Koramil 1205-16 Pemuar Bersama Polsek Dan Pol PP Kec. Belimbing Lakukan Sosialisasi Bahaya Peti

Reporter: Basori Topik: Kalimantan Barat, Life Health
  • Bagikan
Koramil 1205-16 Pemuar Bersama Polsek Dan Pol Pp Kec. Belimbing Lakukan Sosialisasi Bahaya Peti

Liputan4.com – Kegiatan Sosialisasi Peti terhadap warga masyarakat yang sedang melakukan kegiatan PETI di Wilayah Kec.  Belimbing merupakan upaya Forkompincam Kec. Belimbing untuk memberikan suatu pemahaman kepada masyarakat bahwa dampak dari kegiatan ini sangat besar dimana anak cucu akan menanggung akibatnya, maka Forkompincam Kec. Belimbing dipimpin langsung oleh Kapolsek Belimbing AKP Nono  dan Danramil Pemuar Pelda Suki Widodo beserta 6 anggota Polsek, 8 anggota Koramil,4 Satpol PP. dan juga Sekcam Belimbing Yuspinus Borong. S.Pd. untuk mendatangi lokasi Peti yang terletak di Desa Labang Kec. Belimbing.

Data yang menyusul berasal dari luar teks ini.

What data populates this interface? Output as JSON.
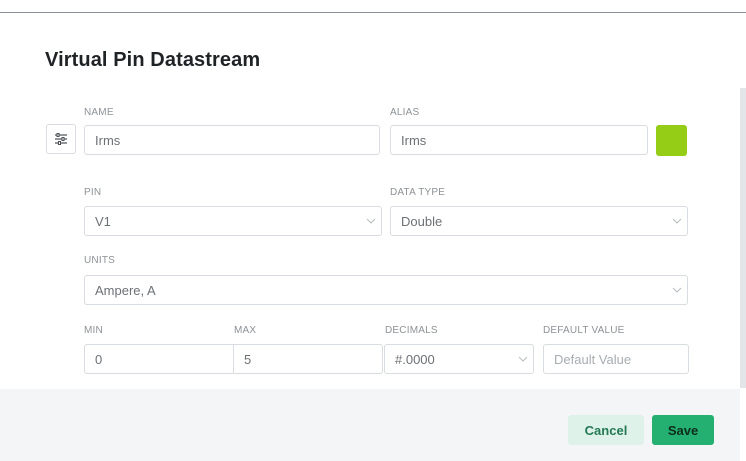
{
  "dialog": {
    "title": "Virtual Pin Datastream"
  },
  "fields": {
    "name": {
      "label": "NAME",
      "value": "Irms"
    },
    "alias": {
      "label": "ALIAS",
      "value": "Irms"
    },
    "pin": {
      "label": "PIN",
      "value": "V1"
    },
    "data_type": {
      "label": "DATA TYPE",
      "value": "Double"
    },
    "units": {
      "label": "UNITS",
      "value": "Ampere, A"
    },
    "min": {
      "label": "MIN",
      "value": "0"
    },
    "max": {
      "label": "MAX",
      "value": "5"
    },
    "decimals": {
      "label": "DECIMALS",
      "value": "#.0000"
    },
    "default_value": {
      "label": "DEFAULT VALUE",
      "placeholder": "Default Value"
    }
  },
  "color_swatch": {
    "color": "#94cc16"
  },
  "icons": {
    "settings": "sliders-icon",
    "dropdown": "chevron-down-icon"
  },
  "buttons": {
    "cancel": "Cancel",
    "save": "Save"
  },
  "theme": {
    "accent": "#23b070",
    "cancel_bg": "#dff2ea"
  }
}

Dalam kesempatan ini Kapolsek Belimbing AKP Nono memberikan arahan kepada warga bahwasanya kegiatan PETI ini adalah kegiatan melanggar hukum, selain itu Peti juga sangat merusak lingkungan, dimana aliran sungai menjadi keruh, dan juga ikan yang ada di sungaipun tidak berkembang bisa berkembang. Saat ini untuk memancing ikan saja sangat sulit. salah satu contoh kecil kerugian akibat PETI, kami paham dalam masa Pandemi Covid, harga karet murah, kami masih bertoleransi walaupun kami dari Forkompincam sering kena teguran dari pimpinan atas, namun harapan kami, bahwa kegiatan ini jangan sampai menjadi ketergantungan, sehingga warga masyarakat kami tidak terlibat dengan pelanggaran hukum, ungkapnya.


Danramil 16/Pemuar Pelda Suki Widodo juga memberikan pandangan kepada masyarakat pelaku Peti Ds. Labang, ” Seharusnya kita semua mulai berfikir yang sehat dan maju mengingat sudah puluhan hektar tanah menjadi rusak dan tidak produktif, kita harus memikirkan nasib anak cucu kita kedepan, Oleh karena itu, saya menghimbau kepada warga masyarakat bahwa mari kita sama – sama berfikir bagaimana mencari solusi agar masyarakat tetap bekerja dan mempunyai penghasilan tanpa merusak lingkungan dan ekosistem yang ada. Harapnya.

Harapan Danramil 16/Pemuar Pelda Suki Widodo bahwa agar masyarakat dapat berfikir maju untuk anak cucu kedepan, yang tidak hanya mendapat pahitnya akibat kegiatan Peti. “Saya berharap apabila saat ini lahan yang terlanjur hancur bisa kita manfaatkan dengan di bentuk kolam kolam, dimana yang nantinya bisa di manfaatkan sebagai tambak udan atau ikan guna membantu ekonomi masyaraka.  Dan bagi para pekerja, jangan takut kehilangan mata pencarian apabila sudah tidak bekerja Peti, batu batu kerikil bisa dikumpul dan di pecah secara manual untuk keperluan bangunan. itupun juga akan membantu ekonomi keluarga, harapannya penuh ketegasasan.